13
Dez
2021
Ansehen
Bekämpfung geschlechtsspezifischer Gewalt: Gewalt im Internet (Aussprache)
Herr Präsident, sie hieß Juliette, 15 Jahre für immer, da die Last des Cybermobbings sie dazu veranlasste, ihre Tage am 1. Mai 2021 zu beenden. Maëlle, 14 Jahre alt, beging im Januar 2020 Selbstmord, nachdem sie ein intimes Video in den sozialen Medien verbreitet hatte. Für Maëlle, Juliette und alle Opfer ist eine umfassende europäische Strategie zur Kriminalisierung von entscheidender Bedeutung, da die verschiedenen Formen von Gewalt oft untrennbar mit Cybergewalt verbunden sind. Sie können ihr vorausgehen, sie begleiten oder ihr folgen. Cybergewalt hat diese Besonderheit: Sie folgt dem Opfer überall hin. Sie hört nicht auf, wenn Sie nach Hause kommen, es gibt keinen Ort, an dem wir sicher sind.

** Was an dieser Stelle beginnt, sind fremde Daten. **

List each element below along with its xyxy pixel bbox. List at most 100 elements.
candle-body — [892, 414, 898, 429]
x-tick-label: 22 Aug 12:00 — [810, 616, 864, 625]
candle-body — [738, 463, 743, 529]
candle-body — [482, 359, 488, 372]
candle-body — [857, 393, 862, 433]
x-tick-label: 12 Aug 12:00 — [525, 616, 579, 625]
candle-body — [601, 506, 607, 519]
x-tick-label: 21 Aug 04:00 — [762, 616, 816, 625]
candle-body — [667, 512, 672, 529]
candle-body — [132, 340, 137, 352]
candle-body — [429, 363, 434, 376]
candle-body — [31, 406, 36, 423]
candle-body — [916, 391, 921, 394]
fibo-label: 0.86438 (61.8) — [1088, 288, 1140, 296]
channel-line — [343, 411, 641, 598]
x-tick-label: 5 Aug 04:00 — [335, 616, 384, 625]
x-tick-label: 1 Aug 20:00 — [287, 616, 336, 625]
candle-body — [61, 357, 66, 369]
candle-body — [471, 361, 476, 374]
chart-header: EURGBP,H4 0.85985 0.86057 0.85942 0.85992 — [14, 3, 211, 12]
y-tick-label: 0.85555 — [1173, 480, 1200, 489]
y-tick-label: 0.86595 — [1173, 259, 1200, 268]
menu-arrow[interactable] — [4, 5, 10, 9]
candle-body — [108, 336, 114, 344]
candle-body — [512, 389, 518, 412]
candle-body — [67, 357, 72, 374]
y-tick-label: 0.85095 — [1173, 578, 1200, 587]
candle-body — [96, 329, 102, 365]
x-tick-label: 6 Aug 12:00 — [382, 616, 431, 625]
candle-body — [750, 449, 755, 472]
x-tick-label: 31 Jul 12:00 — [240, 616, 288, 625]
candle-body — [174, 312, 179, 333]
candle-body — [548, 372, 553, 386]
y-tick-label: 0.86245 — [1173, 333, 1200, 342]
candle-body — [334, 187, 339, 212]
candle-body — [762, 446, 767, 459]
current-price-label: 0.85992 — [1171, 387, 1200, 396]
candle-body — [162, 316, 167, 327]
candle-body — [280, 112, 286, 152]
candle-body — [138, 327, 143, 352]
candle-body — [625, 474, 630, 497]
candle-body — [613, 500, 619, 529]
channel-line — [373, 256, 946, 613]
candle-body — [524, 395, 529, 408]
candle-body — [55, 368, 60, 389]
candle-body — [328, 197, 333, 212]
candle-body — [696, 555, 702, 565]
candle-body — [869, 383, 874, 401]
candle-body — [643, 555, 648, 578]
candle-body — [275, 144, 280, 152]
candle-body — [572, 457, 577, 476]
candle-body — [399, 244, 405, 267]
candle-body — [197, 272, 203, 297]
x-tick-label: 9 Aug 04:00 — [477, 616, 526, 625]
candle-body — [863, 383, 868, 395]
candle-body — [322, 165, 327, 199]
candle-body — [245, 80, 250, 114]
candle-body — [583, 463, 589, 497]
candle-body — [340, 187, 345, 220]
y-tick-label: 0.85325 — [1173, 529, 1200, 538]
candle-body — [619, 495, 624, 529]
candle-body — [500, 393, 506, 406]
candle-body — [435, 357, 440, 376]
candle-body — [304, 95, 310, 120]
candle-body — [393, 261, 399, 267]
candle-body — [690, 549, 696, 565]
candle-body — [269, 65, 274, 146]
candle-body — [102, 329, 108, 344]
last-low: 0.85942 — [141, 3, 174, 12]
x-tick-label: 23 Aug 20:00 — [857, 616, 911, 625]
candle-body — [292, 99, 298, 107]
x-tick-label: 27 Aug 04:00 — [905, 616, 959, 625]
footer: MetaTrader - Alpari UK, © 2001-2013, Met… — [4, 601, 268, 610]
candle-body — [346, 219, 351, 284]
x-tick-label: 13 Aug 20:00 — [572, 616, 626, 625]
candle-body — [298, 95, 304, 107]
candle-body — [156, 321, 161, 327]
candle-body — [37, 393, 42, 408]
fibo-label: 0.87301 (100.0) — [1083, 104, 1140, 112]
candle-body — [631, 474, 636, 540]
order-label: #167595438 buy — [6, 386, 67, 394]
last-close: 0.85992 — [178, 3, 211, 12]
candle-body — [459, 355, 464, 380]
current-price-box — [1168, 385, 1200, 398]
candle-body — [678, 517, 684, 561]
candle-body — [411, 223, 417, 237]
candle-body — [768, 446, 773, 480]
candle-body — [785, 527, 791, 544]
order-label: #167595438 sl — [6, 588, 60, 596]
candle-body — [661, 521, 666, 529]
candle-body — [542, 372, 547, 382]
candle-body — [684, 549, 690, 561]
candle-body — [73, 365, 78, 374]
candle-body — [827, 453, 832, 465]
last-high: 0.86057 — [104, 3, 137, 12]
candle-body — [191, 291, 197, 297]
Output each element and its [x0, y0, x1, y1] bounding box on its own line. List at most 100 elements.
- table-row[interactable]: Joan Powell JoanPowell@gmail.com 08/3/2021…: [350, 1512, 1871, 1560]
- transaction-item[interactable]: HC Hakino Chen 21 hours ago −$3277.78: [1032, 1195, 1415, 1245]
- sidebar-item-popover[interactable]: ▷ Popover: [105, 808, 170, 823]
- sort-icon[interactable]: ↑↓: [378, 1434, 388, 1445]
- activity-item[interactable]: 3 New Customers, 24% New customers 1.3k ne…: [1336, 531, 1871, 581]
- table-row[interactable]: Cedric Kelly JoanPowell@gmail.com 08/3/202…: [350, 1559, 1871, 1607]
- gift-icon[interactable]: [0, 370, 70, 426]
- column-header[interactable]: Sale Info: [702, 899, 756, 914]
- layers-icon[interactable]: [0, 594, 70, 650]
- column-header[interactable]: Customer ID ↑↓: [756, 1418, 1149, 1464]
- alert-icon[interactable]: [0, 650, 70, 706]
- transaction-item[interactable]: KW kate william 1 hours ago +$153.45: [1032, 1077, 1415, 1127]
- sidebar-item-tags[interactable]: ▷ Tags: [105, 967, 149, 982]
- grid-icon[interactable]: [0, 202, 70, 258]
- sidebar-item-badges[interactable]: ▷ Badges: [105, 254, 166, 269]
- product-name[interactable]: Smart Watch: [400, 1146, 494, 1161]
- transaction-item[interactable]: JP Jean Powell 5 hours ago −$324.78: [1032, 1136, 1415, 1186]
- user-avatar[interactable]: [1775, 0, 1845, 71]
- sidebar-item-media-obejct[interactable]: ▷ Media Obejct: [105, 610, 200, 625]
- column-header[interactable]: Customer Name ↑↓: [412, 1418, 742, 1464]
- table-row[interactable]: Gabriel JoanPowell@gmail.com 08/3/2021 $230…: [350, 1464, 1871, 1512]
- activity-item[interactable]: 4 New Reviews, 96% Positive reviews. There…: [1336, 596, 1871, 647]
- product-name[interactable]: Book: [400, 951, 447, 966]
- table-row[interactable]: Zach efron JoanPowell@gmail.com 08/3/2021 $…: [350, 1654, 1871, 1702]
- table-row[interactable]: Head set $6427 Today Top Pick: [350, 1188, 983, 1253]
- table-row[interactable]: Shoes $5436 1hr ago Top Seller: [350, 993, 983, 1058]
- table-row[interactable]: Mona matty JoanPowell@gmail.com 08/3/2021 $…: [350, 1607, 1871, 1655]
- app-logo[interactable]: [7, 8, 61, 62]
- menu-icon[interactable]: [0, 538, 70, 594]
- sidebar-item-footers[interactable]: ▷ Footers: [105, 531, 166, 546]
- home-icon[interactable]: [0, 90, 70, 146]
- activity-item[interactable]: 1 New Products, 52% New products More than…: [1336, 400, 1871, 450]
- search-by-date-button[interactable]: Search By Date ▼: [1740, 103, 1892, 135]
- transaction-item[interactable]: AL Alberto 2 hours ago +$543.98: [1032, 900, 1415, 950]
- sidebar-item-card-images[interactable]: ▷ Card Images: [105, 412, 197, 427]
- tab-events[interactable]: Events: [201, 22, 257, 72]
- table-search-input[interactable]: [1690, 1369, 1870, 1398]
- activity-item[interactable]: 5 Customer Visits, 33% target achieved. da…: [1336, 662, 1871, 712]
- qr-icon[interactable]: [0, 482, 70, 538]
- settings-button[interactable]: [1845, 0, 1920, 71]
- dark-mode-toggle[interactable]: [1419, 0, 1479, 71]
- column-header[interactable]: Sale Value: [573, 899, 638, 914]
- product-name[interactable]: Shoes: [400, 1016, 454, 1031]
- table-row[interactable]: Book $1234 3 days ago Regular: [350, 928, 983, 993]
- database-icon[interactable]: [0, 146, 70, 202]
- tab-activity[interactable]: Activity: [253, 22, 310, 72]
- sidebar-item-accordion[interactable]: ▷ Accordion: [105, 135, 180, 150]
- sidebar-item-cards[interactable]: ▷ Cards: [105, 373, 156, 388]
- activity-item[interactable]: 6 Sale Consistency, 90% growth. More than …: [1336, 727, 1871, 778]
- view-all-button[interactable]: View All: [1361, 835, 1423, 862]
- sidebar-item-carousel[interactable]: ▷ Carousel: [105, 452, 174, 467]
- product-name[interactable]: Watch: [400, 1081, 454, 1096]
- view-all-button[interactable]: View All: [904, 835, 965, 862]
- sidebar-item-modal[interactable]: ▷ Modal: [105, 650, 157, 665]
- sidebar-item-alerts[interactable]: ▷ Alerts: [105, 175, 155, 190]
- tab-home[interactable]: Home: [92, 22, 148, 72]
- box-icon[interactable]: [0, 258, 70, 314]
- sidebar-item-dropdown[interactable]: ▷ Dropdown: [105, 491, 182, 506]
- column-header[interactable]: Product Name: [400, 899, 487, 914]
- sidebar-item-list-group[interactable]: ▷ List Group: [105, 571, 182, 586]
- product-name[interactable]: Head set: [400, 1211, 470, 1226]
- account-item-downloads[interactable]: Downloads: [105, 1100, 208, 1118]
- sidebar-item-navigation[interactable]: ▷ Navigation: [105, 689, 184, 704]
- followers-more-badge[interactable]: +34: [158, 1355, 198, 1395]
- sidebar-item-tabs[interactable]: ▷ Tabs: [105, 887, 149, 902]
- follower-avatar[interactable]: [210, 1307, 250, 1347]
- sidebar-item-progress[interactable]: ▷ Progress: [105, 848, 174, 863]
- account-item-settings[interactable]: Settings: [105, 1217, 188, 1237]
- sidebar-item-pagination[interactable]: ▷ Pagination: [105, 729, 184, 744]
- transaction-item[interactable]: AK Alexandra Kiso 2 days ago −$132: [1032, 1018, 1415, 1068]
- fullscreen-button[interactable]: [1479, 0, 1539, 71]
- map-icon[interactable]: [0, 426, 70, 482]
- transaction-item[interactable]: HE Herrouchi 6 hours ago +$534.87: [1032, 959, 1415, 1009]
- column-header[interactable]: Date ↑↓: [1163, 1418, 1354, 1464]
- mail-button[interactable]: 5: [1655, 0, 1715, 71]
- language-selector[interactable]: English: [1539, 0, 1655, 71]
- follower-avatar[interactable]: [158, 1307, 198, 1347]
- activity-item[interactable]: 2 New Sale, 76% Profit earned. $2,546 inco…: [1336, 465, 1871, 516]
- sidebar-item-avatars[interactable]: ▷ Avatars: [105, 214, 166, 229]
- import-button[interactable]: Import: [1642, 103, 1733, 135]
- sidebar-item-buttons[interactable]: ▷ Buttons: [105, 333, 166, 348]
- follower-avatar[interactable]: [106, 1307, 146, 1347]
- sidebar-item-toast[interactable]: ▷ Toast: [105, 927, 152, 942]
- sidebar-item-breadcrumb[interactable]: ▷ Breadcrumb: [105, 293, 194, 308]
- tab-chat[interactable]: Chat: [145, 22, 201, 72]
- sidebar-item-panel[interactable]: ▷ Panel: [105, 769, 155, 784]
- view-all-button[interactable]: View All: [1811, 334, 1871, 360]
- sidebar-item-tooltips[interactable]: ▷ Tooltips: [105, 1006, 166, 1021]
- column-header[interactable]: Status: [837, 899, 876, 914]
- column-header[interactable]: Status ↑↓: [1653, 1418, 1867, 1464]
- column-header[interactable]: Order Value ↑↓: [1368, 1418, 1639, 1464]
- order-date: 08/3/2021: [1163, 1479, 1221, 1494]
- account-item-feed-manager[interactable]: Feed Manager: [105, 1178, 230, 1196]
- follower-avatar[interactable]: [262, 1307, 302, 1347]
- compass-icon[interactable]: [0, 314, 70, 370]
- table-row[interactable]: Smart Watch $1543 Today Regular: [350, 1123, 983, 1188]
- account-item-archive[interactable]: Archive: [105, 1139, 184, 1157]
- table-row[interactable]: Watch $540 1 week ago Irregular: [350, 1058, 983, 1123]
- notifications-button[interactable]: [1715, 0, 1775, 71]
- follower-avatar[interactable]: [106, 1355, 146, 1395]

Es ist eine nekrotisierende Gangrän, ein perverses Monster, das hinter seinem Bildschirm nur darauf wartet, Sie zu vergewaltigen. Und was ist dann zu tun? Ein soziales Netzwerk zu verlassen bedeutet, sich zu isolieren. Und diese Flucht ist nicht gleichbedeutend mit einer Oase des Friedens, denn Ihr Stalker ist vielleicht Ihr Nachbar, Ihr Klassenkamerad, Ihr Kollege. Gemeinsam mit dem Ausschuss für die Rechte der Frauen und die Gleichstellung der Geschlechter haben wir einen parteiübergreifenden Text ausgearbeitet. Dieser Text soll eine Brücke, ein Regenschirm und ein starkes Dach sein, unter dem die Europäische Union Rechtsschutz und Unterstützung für die Opfer bieten muss. Der Standpunkt des Parlaments ist eindeutig. Jetzt liegt es an Ihnen – der Kommission – zu handeln, denn wenn wir in diesem Punkt nicht ehrgeizig sind, wenn wir wegschauen, werden wir Komplizen dieser zerbrochenen Leben sein. Und während das Schweigen und seine Folgen nach und nach Opferfrauen, Opfermädchen und Opfer von LGBTQI+ verzehren, lasst uns ihre Stimmen und Schultern sein und ihnen Gerechtigkeit widerfahren lassen.